Monday 19 February 2018



Nobel Laureate Jean Tirole speaks at Presidency University, last year..



Jean Tirole spoke on the pervasiveness of the market place; of the invincibility and inevitability of market forces and declared quite unequivocally that for him the market place/market forces had a finality that no philosophical speculation could override or overlook.  His position was that the question of ethics, justice, social and private morality revolved around this central fulcrum of civil society. Tirole posited that it was difficult to speak in terms of Kantian absolutes, like Truth and Justice without speaking of ‘incentives’. He posited that without ‘incentives’ people would not invest in goodness.  It was obvious that he was a staunch materialist; hence his quarrel or rather, discomfort , with Kant. Prof. Amartya Sen in fact, pointed out towards the end, that Tirole had tended to oversimplify and reduce Kant.
Tirole, who came across as a  highly composed and self-assured speaker, said that he was disappointed with the current Pope’s position that the world would become a better place if people sacrificed more. Somewhat wryly Tirole noted, that people did not become ‘good’ or ‘better’ without  ‘incentives’.  ‘Incentives are key,’ he said. There is no denying that  most human beings are selfish and we like ‘goodness’ and  ‘truth’ when they are to our benefit.
The central conflict that his talk tried to address was that between morality or ethics and the market place. It was his position that morality and ethics are not absolute categories; given how the world is constituted today, there can be no realistic, contingent practice of morality without factoring in the profit loss dynamic of the global/local market place. Not only that, it was also a question of ‘whose morality? One often encountered the conflict of ‘my values’, with ‘your values’.  One has to be aware of a number of ‘caveats’ when one speaks  of Truth and Morality.

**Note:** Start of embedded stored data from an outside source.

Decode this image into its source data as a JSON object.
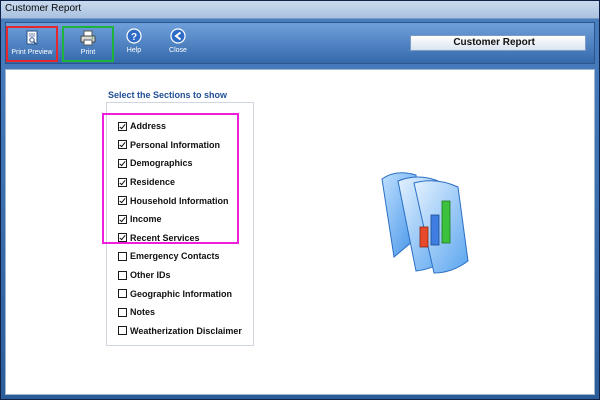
{
  "window": {
    "title": "Customer Report"
  },
  "toolbar": {
    "buttons": [
      {
        "label": "Print Preview",
        "icon": "print-preview-icon"
      },
      {
        "label": "Print",
        "icon": "printer-icon"
      },
      {
        "label": "Help",
        "icon": "help-icon"
      },
      {
        "label": "Close",
        "icon": "back-arrow-icon"
      }
    ],
    "report_label": "Customer Report",
    "highlight_colors": {
      "print_preview": "#e4282d",
      "print": "#1eb43b"
    }
  },
  "sections": {
    "heading": "Select the Sections to show",
    "highlight_color": "#ee1fdc",
    "items": [
      {
        "label": "Address",
        "checked": true
      },
      {
        "label": "Personal Information",
        "checked": true
      },
      {
        "label": "Demographics",
        "checked": true
      },
      {
        "label": "Residence",
        "checked": true
      },
      {
        "label": "Household Information",
        "checked": true
      },
      {
        "label": "Income",
        "checked": true
      },
      {
        "label": "Recent Services",
        "checked": true
      },
      {
        "label": "Emergency Contacts",
        "checked": false
      },
      {
        "label": "Other IDs",
        "checked": false
      },
      {
        "label": "Geographic Information",
        "checked": false
      },
      {
        "label": "Notes",
        "checked": false
      },
      {
        "label": "Weatherization Disclaimer",
        "checked": false
      }
    ]
  },
  "illustration": {
    "icon": "report-chart-icon"
  }
}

Tirole referred to Burke who in the 18th century had said,’ the age of chivalry is dead.  The age of Sophists, economists and calculators has succeeded’.
In rebuttal of M.Sandel’s position that there are ultimate values that lie beyond money (‘what money can’t buy’), Tirole speaks of the benefits that economists bring society:
·         By revealing the power of market energies, they reflect ourselves to ourselves. Expose to us the truth about ourselves. Our selfishness, our deepest values and investments (moral, social, psychological, material, racial). That is why ‘economists brought bad news’.
·         Economists helped to break taboos by exposing how poverty often lay behind the condemned practice of prostitution or the selling of one’s organs for money
·         It brought attention to the ‘invisible victims’ of the market place.
·         It brought us face to face with questions like does one kill one person in order to save five? Or does one go for a ‘driverless car’ where one person loses a job, but five pedestrians benefit from it?
·         Economics brings us face to face with our deepest attachments and fears. It has a strong psychological component.
Tirole was emphatic about CSR or Corporate Social Responsibility and said that business institutions would not take ‘social responsibility’ without ‘incentives’.